Lanky guy: I really don’t like these new jeans you got me. They’re way too tight in the waist and legs, but baggy in the butt, and at least two inches too short. Plus they’re boot cut, and I don’t wear any boots!
Girl: Those are my jeans.
Lanky guy: Oh. Well, that would explain the lack of room in the crotch, then.

–64th & Lexington

Overheard by: Adria

Man: Could you tell me where the self-help section is?
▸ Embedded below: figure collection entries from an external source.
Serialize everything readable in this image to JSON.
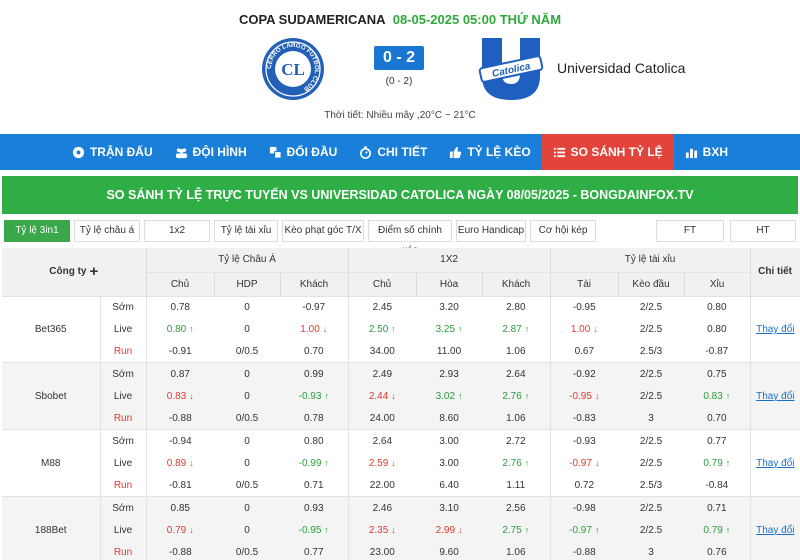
{
  "match": {
    "league": "COPA SUDAMERICANA",
    "datetime": "08-05-2025 05:00 THỨ NĂM",
    "score": "0 - 2",
    "half_score": "(0 - 2)",
    "home_crest_text": "CERRO LARGO FÚTBOL CLUB",
    "home_crest_initials": "CL",
    "away_crest_text": "Catolica",
    "away_name": "Universidad Catolica",
    "weather": "Thời tiết: Nhiều mây ,20°C ~ 21°C"
  },
  "tabs": [
    {
      "label": "TRẬN ĐẤU",
      "icon": "soccer-ball-icon",
      "active": false
    },
    {
      "label": "ĐỘI HÌNH",
      "icon": "team-icon",
      "active": false
    },
    {
      "label": "ĐỐI ĐẦU",
      "icon": "versus-icon",
      "active": false
    },
    {
      "label": "CHI TIẾT",
      "icon": "stopwatch-icon",
      "active": false
    },
    {
      "label": "TỶ LỆ KÈO",
      "icon": "thumb-up-icon",
      "active": false
    },
    {
      "label": "SO SÁNH TỶ LỆ",
      "icon": "compare-list-icon",
      "active": true
    },
    {
      "label": "BXH",
      "icon": "bar-chart-icon",
      "active": false
    }
  ],
  "banner": "SO SÁNH TỶ LỆ TRỰC TUYẾN VS UNIVERSIDAD CATOLICA NGÀY 08/05/2025 - BONGDAINFOX.TV",
  "filters": [
    {
      "label": "Tỷ lệ 3in1",
      "active": true
    },
    {
      "label": "Tỷ lệ châu á",
      "active": false
    },
    {
      "label": "1x2",
      "active": false
    },
    {
      "label": "Tỷ lệ tài xỉu",
      "active": false
    },
    {
      "label": "Kèo phạt góc T/X",
      "active": false
    },
    {
      "label": "Điểm số chính xác",
      "active": false
    },
    {
      "label": "Euro Handicap",
      "active": false
    },
    {
      "label": "Cơ hội kép",
      "active": false
    },
    {
      "label": "FT",
      "active": false
    },
    {
      "label": "HT",
      "active": false
    }
  ],
  "table": {
    "company_header": "Công ty",
    "plus_symbol": "+",
    "detail_header": "Chi tiết",
    "groups": [
      "Tỷ lệ Châu Á",
      "1X2",
      "Tỷ lệ tài xỉu"
    ],
    "subheaders": [
      "Chủ",
      "HDP",
      "Khách",
      "Chủ",
      "Hòa",
      "Khách",
      "Tài",
      "Kèo đầu",
      "Xỉu"
    ],
    "change_label": "Thay đổi",
    "bookmakers": [
      {
        "name": "Bet365",
        "rows": [
          {
            "type": "Sớm",
            "cells": [
              [
                "0.78",
                ""
              ],
              [
                "0",
                ""
              ],
              [
                "-0.97",
                ""
              ],
              [
                "2.45",
                ""
              ],
              [
                "3.20",
                ""
              ],
              [
                "2.80",
                ""
              ],
              [
                "-0.95",
                ""
              ],
              [
                "2/2.5",
                ""
              ],
              [
                "0.80",
                ""
              ]
            ]
          },
          {
            "type": "Live",
            "cells": [
              [
                "0.80",
                "up"
              ],
              [
                "0",
                ""
              ],
              [
                "1.00",
                "down"
              ],
              [
                "2.50",
                "up"
              ],
              [
                "3.25",
                "up"
              ],
              [
                "2.87",
                "up"
              ],
              [
                "1.00",
                "down"
              ],
              [
                "2/2.5",
                ""
              ],
              [
                "0.80",
                ""
              ]
            ]
          },
          {
            "type": "Run",
            "cells": [
              [
                "-0.91",
                ""
              ],
              [
                "0/0.5",
                ""
              ],
              [
                "0.70",
                ""
              ],
              [
                "34.00",
                ""
              ],
              [
                "11.00",
                ""
              ],
              [
                "1.06",
                ""
              ],
              [
                "0.67",
                ""
              ],
              [
                "2.5/3",
                ""
              ],
              [
                "-0.87",
                ""
              ]
            ]
          }
        ]
      },
      {
        "name": "Sbobet",
        "rows": [
          {
            "type": "Sớm",
            "cells": [
              [
                "0.87",
                ""
              ],
              [
                "0",
                ""
              ],
              [
                "0.99",
                ""
              ],
              [
                "2.49",
                ""
              ],
              [
                "2.93",
                ""
              ],
              [
                "2.64",
                ""
              ],
              [
                "-0.92",
                ""
              ],
              [
                "2/2.5",
                ""
              ],
              [
                "0.75",
                ""
              ]
            ]
          },
          {
            "type": "Live",
            "cells": [
              [
                "0.83",
                "down"
              ],
              [
                "0",
                ""
              ],
              [
                "-0.93",
                "up"
              ],
              [
                "2.44",
                "down"
              ],
              [
                "3.02",
                "up"
              ],
              [
                "2.76",
                "up"
              ],
              [
                "-0.95",
                "down"
              ],
              [
                "2/2.5",
                ""
              ],
              [
                "0.83",
                "up"
              ]
            ]
          },
          {
            "type": "Run",
            "cells": [
              [
                "-0.88",
                ""
              ],
              [
                "0/0.5",
                ""
              ],
              [
                "0.78",
                ""
              ],
              [
                "24.00",
                ""
              ],
              [
                "8.60",
                ""
              ],
              [
                "1.06",
                ""
              ],
              [
                "-0.83",
                ""
              ],
              [
                "3",
                ""
              ],
              [
                "0.70",
                ""
              ]
            ]
          }
        ]
      },
      {
        "name": "M88",
        "rows": [
          {
            "type": "Sớm",
            "cells": [
              [
                "-0.94",
                ""
              ],
              [
                "0",
                ""
              ],
              [
                "0.80",
                ""
              ],
              [
                "2.64",
                ""
              ],
              [
                "3.00",
                ""
              ],
              [
                "2.72",
                ""
              ],
              [
                "-0.93",
                ""
              ],
              [
                "2/2.5",
                ""
              ],
              [
                "0.77",
                ""
              ]
            ]
          },
          {
            "type": "Live",
            "cells": [
              [
                "0.89",
                "down"
              ],
              [
                "0",
                ""
              ],
              [
                "-0.99",
                "up"
              ],
              [
                "2.59",
                "down"
              ],
              [
                "3.00",
                ""
              ],
              [
                "2.76",
                "up"
              ],
              [
                "-0.97",
                "down"
              ],
              [
                "2/2.5",
                ""
              ],
              [
                "0.79",
                "up"
              ]
            ]
          },
          {
            "type": "Run",
            "cells": [
              [
                "-0.81",
                ""
              ],
              [
                "0/0.5",
                ""
              ],
              [
                "0.71",
                ""
              ],
              [
                "22.00",
                ""
              ],
              [
                "6.40",
                ""
              ],
              [
                "1.11",
                ""
              ],
              [
                "0.72",
                ""
              ],
              [
                "2.5/3",
                ""
              ],
              [
                "-0.84",
                ""
              ]
            ]
          }
        ]
      },
      {
        "name": "188Bet",
        "rows": [
          {
            "type": "Sớm",
            "cells": [
              [
                "0.85",
                ""
              ],
              [
                "0",
                ""
              ],
              [
                "0.93",
                ""
              ],
              [
                "2.46",
                ""
              ],
              [
                "3.10",
                ""
              ],
              [
                "2.56",
                ""
              ],
              [
                "-0.98",
                ""
              ],
              [
                "2/2.5",
                ""
              ],
              [
                "0.71",
                ""
              ]
            ]
          },
          {
            "type": "Live",
            "cells": [
              [
                "0.79",
                "down"
              ],
              [
                "0",
                ""
              ],
              [
                "-0.95",
                "up"
              ],
              [
                "2.35",
                "down"
              ],
              [
                "2.99",
                "down"
              ],
              [
                "2.75",
                "up"
              ],
              [
                "-0.97",
                "up"
              ],
              [
                "2/2.5",
                ""
              ],
              [
                "0.79",
                "up"
              ]
            ]
          },
          {
            "type": "Run",
            "cells": [
              [
                "-0.88",
                ""
              ],
              [
                "0/0.5",
                ""
              ],
              [
                "0.77",
                ""
              ],
              [
                "23.00",
                ""
              ],
              [
                "9.60",
                ""
              ],
              [
                "1.06",
                ""
              ],
              [
                "-0.88",
                ""
              ],
              [
                "3",
                ""
              ],
              [
                "0.76",
                ""
              ]
            ]
          }
        ]
      }
    ]
  },
  "colors": {
    "tab_bar": "#1a7fd9",
    "tab_active": "#e2433b",
    "banner": "#2eae45",
    "score_box": "#1976d2",
    "date_green": "#2eaa3a",
    "up": "#2a9d3d",
    "down": "#e03b32",
    "link": "#1a6fc9"
  }
}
–Barnes and Noble, Union Square

Guy #1: We were talking about philosophy, and his ideas are just crazy.
Guy #2: Yeah, philosophy is not a good idea.

–Haru Sushi, Park Avenue

Overheard by: FunnyGirl

Hipster #1: I mean, dude, one bar, two ex-girlfriends? That is totally uncool.
Hipster #2: Totally.

–Bohemian Hall & Beer Garden, Astoria

Overheard by: Ian Wheeler-Nicholson

Two guys pass a poster for a Basquiat exhibit.

Guy #1: Is he dead?
Guy #2: Yes. He had AIDS.
Guy #1: How do they know what he looked like?

–Houston & Thompson

Guy #1: Hey, would you like a free cd?
Guy #2: Eh…
Guy #1: Do you like Led Zeppelin and Monty Python’s Flying Cir–
Guy #2: Oh hellll no.

–Williamsburg

Guy: I’m doing a house in the Hamptons, but I only know one person, this one girl. So I get an e-mail to meet everyone for drinks on Thursday, and I look at the names and it’s girl girl girl, girl girl, Santos, girl girl girl…and I’m like, “OK, am I the only guy in this house?”. And she said there’s a couple other guys coming out for 1 or 2 weekends. So I’m like, “OK, all girls, that’s cool. Are they cute?” and she says, “Yeah, they’re all cute.” So I said, “Well, I’m not matching the first couple weeks, they’ll think I’m gay!” She said, “Yeah don’t match, they’ll think you’re gay.” So I’m not matching. Plus they’re going to see “Santos” and think I’m freakin’…card-carrying…freakin’…off the boat, just swam the…freakin’ Florida canal…from Cuba or something.